Namun entah kenapa, walaupun hanya seminggu tetapi saya merasakan ada ynag berbeda ketika saya harus meninggalkan Jakarta kali ini.
Saya saat ini sedang berada di Dubai international Airport menunggu penerbangan yang akan membawa saya ke Amsterdam dan akhirnya naik kereta untuk kembali ke Tilburg.
Perjalanan 7,5 jam Jakarta Dubai hanya dihabiskan sebagian dengan merenung. saya mencoba mencaritahu apa hal yang membuat saya merasa leboh berat untuk meninggalkan Jakarta kali ini.

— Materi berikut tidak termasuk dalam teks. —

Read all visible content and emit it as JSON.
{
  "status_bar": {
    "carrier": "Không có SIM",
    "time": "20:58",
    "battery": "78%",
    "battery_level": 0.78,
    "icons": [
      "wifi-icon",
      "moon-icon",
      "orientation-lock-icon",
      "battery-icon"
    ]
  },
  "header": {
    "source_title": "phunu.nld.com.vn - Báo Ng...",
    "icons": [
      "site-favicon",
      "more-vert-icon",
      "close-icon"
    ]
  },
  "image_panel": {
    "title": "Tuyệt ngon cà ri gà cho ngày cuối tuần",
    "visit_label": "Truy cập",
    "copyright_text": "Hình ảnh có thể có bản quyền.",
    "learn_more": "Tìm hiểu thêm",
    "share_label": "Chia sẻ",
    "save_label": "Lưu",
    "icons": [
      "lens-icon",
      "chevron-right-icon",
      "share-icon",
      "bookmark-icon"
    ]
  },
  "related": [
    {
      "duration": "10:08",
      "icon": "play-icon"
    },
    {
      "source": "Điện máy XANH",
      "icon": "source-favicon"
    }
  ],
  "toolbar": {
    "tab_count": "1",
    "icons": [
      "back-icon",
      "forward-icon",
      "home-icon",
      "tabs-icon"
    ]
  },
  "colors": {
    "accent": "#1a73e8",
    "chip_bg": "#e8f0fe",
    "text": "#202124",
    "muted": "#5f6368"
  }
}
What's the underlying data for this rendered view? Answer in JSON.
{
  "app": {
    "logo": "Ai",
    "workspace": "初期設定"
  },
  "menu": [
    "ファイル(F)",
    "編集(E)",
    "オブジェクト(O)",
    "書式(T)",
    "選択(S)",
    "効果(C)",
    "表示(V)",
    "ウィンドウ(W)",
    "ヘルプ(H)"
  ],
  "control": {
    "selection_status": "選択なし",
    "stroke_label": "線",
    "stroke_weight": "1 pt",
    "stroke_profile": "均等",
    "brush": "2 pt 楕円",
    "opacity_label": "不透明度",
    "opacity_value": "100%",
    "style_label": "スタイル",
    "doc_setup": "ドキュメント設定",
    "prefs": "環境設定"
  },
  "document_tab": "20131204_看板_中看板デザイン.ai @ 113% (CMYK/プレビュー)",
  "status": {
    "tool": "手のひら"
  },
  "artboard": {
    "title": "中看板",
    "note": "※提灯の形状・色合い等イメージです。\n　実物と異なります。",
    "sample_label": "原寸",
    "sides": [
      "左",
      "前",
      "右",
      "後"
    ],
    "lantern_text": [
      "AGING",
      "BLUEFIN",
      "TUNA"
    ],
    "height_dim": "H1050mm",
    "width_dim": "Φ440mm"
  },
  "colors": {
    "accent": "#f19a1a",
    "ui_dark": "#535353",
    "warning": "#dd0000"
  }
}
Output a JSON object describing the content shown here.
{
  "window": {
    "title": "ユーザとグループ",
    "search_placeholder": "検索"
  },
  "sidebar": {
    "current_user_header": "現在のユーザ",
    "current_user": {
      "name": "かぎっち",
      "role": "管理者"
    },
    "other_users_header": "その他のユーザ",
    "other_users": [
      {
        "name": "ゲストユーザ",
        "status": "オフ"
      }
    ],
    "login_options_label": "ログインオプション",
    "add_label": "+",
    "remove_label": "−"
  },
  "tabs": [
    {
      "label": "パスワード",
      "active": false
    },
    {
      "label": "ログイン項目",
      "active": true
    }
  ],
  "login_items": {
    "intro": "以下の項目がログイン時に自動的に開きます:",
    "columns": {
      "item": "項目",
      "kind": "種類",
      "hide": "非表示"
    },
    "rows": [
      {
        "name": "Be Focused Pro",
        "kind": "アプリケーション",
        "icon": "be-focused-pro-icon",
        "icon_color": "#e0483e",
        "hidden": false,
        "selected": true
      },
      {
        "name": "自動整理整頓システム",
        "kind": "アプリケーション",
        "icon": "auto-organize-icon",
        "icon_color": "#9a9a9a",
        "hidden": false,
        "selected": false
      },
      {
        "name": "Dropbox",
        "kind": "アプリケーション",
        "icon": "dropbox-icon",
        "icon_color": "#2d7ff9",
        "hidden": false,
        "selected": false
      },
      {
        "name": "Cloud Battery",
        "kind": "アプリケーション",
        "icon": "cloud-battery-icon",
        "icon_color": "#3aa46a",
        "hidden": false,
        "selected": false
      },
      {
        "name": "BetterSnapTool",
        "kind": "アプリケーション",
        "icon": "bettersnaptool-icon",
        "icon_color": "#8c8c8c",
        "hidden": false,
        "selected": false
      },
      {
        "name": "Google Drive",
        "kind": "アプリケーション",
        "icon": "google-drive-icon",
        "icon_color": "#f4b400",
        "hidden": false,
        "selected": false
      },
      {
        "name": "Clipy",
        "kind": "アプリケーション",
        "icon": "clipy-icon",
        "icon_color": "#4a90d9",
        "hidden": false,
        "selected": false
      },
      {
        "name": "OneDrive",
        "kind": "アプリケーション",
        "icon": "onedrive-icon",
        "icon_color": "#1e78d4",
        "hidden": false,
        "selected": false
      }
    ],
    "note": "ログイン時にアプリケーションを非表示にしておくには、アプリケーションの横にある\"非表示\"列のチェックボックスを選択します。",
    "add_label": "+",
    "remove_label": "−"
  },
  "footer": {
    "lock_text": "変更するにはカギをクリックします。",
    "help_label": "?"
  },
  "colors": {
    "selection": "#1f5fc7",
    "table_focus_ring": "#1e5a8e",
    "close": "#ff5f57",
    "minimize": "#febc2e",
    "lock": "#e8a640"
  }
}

Saya bersyukur masih ada orang-orang yang mau meluangkan waktunya untuk bertemu saya. Dan saya juga bersyukur bahwa orang-orang tersebut adalah juga orang-orang yang saya sayangi sebagai apapun itu. Tapi bukan itu, saya tahu bukan itu jawaban dari pertanyaan saya. Ada sesuatu dibalik pertanyaan itu semua. Dan jujur saya tidak tahu apa jawabannya.
Apakah saya tidak betah untuk tinggal di Tilburg, Belanda? Jawabannya adalah : saya sangat betah, dan masih banyak hal yang masih ingin saya jelajahi dan saya ketahui. Dan lagi-lagi bukan itu jawaban atas pertanyaan saya.
Sebelumnya saya meminta maaf atas ke-abstrak-an post ini. Saya hanya menuliskan setiap kata yang keluar dri pikiran saya tanpa berusaha menyusunnya menjadi sebuah kalimat yang baik ataupun enak dibaca.